Essere social: siamo preparati?

Siamo preparati per essere social? Milioni di violazioni della privacy sui social networks: inserire i propri dati non è da fare “alla leggera”

È di pochi giorni fa la notizia che 500 milioni di account LinkedIn sarebbero in vendita online (clicca qui per l’articolo).

La società ha successivamente smentito, confermando che si tratta di scraping: operazione che tramite dei programmi, chiamati BOT, si occupa di scandagliare i diversi siti per recuperare le informazioni personali.

La notizia arriva comunque a distanza di pochi giorni da quella per cui 530 milioni di account Facebook sarebbero stati sottratti (vedi l’articolo). Questa è stata invece una vera violazione determinata da un bug di sicurezza che è stato poi patchato, per cui aggiungendo gli amici era possibile recuperare tutte le informazioni degli account.

Oggi compare sui giornali che anche ClubHouse (il nuovo nato nel panorama Social) ha subito una “violazione”  di 1,3 milioni di utenti (clicca qui per approfondire). Anche in questo caso le informazioni derivano da tecniche di “rastrellamento” tramite la copia dei dati dalla App, ma sono comunque informazioni personali che aprono il canale a tecniche di ingegneria sociale, pericolose quanto quelle di “technical hacking”.
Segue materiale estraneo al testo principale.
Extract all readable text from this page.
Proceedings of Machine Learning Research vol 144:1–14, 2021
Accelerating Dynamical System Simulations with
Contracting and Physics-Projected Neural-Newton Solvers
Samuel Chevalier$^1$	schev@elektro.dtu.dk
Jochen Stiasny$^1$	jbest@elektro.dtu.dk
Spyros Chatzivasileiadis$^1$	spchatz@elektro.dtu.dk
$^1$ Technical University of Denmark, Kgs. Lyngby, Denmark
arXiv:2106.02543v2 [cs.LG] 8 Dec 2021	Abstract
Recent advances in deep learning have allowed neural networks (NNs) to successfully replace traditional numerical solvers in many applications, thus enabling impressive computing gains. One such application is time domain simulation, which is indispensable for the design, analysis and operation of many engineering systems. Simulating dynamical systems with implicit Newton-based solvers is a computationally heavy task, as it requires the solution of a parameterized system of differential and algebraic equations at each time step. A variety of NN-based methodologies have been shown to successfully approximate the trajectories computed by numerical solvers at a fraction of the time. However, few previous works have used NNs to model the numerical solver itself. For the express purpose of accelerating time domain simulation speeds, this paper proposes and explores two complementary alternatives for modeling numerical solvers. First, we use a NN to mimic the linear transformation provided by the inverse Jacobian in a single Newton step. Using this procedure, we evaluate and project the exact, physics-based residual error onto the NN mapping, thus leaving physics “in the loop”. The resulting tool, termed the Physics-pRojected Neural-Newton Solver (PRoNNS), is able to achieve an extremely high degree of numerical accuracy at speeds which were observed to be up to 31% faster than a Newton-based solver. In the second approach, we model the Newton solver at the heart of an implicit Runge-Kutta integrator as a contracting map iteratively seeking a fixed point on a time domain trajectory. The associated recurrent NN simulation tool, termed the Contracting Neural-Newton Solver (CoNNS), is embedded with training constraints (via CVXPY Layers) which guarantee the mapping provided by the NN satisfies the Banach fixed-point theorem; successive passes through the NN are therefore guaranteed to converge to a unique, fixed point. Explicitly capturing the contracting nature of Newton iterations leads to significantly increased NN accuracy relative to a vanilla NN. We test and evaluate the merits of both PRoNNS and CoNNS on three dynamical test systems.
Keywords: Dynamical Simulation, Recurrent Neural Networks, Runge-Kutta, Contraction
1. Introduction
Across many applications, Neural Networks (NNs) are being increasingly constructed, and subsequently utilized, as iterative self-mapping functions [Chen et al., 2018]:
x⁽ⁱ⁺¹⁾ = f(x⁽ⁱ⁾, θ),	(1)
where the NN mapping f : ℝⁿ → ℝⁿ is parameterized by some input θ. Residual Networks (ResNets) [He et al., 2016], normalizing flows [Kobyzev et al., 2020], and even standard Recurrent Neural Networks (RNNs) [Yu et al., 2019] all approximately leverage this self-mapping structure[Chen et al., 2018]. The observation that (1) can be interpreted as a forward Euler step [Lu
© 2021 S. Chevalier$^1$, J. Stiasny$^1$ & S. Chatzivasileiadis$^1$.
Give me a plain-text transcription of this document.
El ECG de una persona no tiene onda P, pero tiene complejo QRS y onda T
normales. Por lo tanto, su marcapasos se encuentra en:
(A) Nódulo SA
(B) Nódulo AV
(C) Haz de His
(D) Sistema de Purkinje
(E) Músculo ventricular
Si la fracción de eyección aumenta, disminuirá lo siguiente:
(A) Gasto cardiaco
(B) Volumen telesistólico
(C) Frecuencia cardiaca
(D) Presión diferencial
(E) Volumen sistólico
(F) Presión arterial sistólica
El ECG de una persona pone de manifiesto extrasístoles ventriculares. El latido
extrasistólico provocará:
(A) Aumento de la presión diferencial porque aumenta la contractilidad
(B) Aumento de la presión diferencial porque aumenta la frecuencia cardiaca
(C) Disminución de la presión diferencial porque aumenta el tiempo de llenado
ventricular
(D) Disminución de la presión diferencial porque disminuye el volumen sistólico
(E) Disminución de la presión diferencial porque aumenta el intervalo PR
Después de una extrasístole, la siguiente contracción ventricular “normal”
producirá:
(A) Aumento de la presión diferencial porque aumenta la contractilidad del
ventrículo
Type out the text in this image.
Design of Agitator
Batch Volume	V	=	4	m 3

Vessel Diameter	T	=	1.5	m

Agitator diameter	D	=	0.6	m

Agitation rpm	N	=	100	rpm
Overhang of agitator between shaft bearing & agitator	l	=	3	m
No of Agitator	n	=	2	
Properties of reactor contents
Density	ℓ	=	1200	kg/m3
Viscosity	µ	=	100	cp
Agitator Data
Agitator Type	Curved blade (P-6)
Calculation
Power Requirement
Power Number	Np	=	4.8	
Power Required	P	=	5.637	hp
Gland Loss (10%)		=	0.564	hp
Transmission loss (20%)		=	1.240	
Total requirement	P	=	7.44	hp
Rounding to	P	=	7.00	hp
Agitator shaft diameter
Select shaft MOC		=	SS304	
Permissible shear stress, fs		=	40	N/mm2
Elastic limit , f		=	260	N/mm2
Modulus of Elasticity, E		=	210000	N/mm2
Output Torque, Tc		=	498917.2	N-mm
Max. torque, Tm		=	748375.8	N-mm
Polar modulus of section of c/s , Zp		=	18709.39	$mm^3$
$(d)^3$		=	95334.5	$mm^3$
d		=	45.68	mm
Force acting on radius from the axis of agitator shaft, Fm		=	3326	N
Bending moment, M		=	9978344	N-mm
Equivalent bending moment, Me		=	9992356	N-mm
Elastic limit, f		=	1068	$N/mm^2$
Sebbene queste violazioni siano relative a violazioni da parte degli utenti della privacy (“non potete usare le informazioni ottenute al di fuori del Social”) non vi è purtroppo alcun controllo sul fatto che queste vengano poi rispettate. Si parla di azioni compiute da criminali, difficilmente rintracciabili ed identificabili, che approfittano di una mancanza/carenza di controllo. 

 

In fondo si gioca su alcuni controsensi:

  • non possiamo sapere chi ha le informazioni proprio grazie alla “riservatezza” che ci garantisce che i nostri dati non saranno letti tranne che da persone autorizzate (gli “amici”)
  • la “persistenza” del dato non ci fa capire se qualcuno lo ha letto e sottratto, perché è sempre e comunque presente (“sottrarre” in questo caso non significa portare via)
  • i dati li abbiamo forniti noi, come possiamo dimostrare che ci sono stati portati via “contro la nostra volontà”

Essere sui social e mettere i propri dati sui social networks quindi non è da fare “alla leggera”, dobbiamo avere sempre ben chiaro in mente che potrebbero essere utilizzate informazioni personali per ingannarci e attaccarci. Pensiamo a crimini come il ricatto, il furto di identità, l’inganno fraudolento, tutte attività  praticabili conoscendo dati “riservati” che abbiamo pubblicato sui social.

Come si può ben capire dunque non è possibile affidarsi esclusivamente alle clausole sulla privacy, alla correttezza e mancanza di bug dei sistemi, alle protezioni adottate dai provider di servizi: la sicurezza parte innanzitutto da una nostra consapevolezza!

D’altronde come ripetiamo sempre:

 

La sicurezza non può essere per molti,

 

deve essere per tutti!

(e quindi fate pratica e usate la testa!)